When Kristen and Paul Gubbins toured their future home for the first time, the real estate agent apologized profusely.
As they walked through the rooms with newspapers in the windows, no electricity or running water in parts of the home, and in a “depressed” neighborhood, the agent told the newly married couple everything could be modernized. But that was always what they didn’t want — Kristen and Paul had found the time capsule they were looking for.
“The realtor kept saying, ‘This is horrible and not acceptable,’ and I don’t think she realized that I loved it. It was the fourth house we looked at, and we said, ‘We have to go back and get it before anybody else does,’” Kristen says with a laugh.
The high school sweethearts at Castle High School in Newburgh, Ind., became only the third owners of the two-level 2,500-square-foot house built in 1899 on N. First Avenue. Since moving into their first home in February 2002, the couple has added their signature touch.
“We’ve always collected vintage stuff,” Kristen says. “It is very us. We were always kind of different in high school. Ever since I had my driver’s license at 16, I’d drive to the thrift store. A lot of the stuff we had already, but we had a lot of space to fill.”
Collectibles and knickknacks decorate the walls, such as miniature figurines, an oversized Campbell’s Chicken Noodle Soup lantern, record players, chattering teeth, a vintage Betty Crocker cookbook, globes, and clocks.
The home originally was one residence, then renovated into a doctor’s office in the 1930s, then converted into three apartments in the 1950s, but they were rented out only for a few years.
The Gubbinses purchased the home in 2002 from an elderly owner, Maxine Stultz, who had lived there since 1947. She lived by herself after her husband’s death in 1961. Kristen and Paul converted the home back to a single-family residency for it to be zoned properly.
Kristen is quick to dispel any thoughts that the renovation happened overnight.
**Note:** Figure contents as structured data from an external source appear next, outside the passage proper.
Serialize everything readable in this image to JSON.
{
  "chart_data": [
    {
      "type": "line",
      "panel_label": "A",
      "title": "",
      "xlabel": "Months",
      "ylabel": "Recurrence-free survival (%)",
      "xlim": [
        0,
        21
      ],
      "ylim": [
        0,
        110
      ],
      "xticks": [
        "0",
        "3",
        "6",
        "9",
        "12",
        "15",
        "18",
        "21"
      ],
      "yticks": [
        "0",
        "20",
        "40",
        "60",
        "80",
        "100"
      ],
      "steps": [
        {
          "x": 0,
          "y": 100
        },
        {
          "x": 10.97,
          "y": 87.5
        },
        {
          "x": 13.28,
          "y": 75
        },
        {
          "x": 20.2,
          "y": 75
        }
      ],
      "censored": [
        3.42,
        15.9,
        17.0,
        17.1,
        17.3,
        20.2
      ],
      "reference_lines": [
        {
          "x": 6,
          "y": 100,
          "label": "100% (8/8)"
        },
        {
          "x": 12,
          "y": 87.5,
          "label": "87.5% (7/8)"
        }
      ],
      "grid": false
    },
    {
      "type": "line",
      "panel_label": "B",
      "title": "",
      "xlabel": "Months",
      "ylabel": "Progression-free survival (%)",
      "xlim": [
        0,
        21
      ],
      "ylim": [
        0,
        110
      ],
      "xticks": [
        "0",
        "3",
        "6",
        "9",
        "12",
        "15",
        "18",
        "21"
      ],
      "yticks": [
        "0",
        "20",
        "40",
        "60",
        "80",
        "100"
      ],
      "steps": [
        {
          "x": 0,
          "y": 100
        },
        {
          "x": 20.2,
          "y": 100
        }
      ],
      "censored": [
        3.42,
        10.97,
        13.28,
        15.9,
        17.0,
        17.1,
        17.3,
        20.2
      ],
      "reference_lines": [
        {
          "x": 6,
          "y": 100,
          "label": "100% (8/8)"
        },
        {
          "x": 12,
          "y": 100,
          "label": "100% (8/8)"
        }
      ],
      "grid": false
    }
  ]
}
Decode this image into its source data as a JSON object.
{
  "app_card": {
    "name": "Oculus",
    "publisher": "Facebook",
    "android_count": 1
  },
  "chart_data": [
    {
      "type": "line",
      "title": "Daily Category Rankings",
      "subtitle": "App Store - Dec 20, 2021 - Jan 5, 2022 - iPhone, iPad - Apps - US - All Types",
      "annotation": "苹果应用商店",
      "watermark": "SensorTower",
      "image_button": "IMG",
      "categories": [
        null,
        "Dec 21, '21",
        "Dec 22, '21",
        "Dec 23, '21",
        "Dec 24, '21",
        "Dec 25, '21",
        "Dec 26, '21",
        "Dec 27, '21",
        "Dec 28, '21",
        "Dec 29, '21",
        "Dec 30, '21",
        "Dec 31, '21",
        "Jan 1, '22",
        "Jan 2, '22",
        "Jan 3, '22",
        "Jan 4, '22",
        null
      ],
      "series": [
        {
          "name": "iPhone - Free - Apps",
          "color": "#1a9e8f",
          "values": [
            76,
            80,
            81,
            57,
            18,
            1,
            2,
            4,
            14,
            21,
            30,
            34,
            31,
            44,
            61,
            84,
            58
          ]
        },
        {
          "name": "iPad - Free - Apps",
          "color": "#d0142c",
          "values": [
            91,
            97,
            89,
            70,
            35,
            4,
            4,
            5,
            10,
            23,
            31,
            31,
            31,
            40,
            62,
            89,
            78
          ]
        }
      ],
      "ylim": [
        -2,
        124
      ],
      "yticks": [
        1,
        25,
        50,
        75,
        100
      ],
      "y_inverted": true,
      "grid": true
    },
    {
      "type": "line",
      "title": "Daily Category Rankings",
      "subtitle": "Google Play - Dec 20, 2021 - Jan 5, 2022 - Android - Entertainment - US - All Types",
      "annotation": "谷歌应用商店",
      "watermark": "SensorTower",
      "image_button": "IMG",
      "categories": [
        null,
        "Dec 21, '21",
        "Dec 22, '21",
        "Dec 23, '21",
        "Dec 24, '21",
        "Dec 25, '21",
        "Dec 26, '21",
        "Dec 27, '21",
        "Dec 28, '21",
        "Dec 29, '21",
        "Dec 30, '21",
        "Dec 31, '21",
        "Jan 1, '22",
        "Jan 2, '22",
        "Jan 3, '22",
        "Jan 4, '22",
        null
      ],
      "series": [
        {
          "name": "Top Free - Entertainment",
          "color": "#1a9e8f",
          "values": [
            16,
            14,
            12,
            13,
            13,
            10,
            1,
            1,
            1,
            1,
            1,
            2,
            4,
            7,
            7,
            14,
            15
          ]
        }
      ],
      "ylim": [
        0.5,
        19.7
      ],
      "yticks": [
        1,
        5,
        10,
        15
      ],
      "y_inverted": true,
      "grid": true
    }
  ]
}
It took more than a decade of decorating, redecorating, and repairing on a shoestring budget. The Gubbinses, who have two kids — Eli, 9, and Winnie, 3 — both are landlords and work out of their home as fulltime eBayers, which aids in the decorating process with the constant hunting at thrift stores, auctions, and yard sales, but it also means they had to be patient when fixing up their dream home. Paul also is a computer programmer who does some freelancing.
Some of the projects they have undertaken through the years are converting their second downstairs kitchen into a vintage laundry room, restoring all electricity and plumbing, adding white metal cabinets, removing asbestos flooring, and resanding wood floors.
The Gubbinses also have been very fortunate along the way. The preservation quality was nearly perfect, including a tiled fireplace, which has no chips or cracks. They found a box of extra tiles, in case they’re ever needed.
As the Gubbinses remodeled parts of their home over the years, they discovered saved trim, wallpaper, and rolls of linoleum flooring, all saved tidily. Original 1920s wallpaper lines the kitchen pantry and a closet.
“We’ve been able to do remodeling where you can just patch the original back in,” says Kristen. “It would be a big challenge if we didn’t have that.”
The luck continued when blueprints indicated pocket doors would be enclosed in a wall that was built over them.
“People had told us they’ll be in the wall — ‘Cut open the wall and they’ll be there,’” says Paul. “We got a sledgehammer and knocked a small hole in the wall and they weren’t there. Now we had a hole in our wall. But later we were at a yard sale across the street and we started talking to the guy. He said, ‘Well, I have a set of pocket doors I can sell you.’”
“We don’t know (if they are the original), but it’s uncanny that they screwed right into place, the finish matches the fireplace, and they’re the right size,” says Kristen.
The Gubbinses have also proved extremely resourceful with their limited budget. Kristen calls Paul “her handy man,” while Paul says Kristen simply closes her eyes and waves her hands and a design is created.
Kristen, who studied art at Murray State University, made the home’s curtains, recovered the dining room chairs with fabric she bought as a teenager, and covered cardboard boxes with fabric to store eBay inventory.
This type of ingenuity also led the Gubbinses to buy the homes on either side of them in order to make the neighborhood better and satisfy their hunger to continue fixing up old homes. For supplemental income, they rent out both to close friends and fenced in all three backyards to make one big backyard, which they share.
“In the last couple years, it has been less about what my house looks like and more about the people gathering in it,” says Kristen.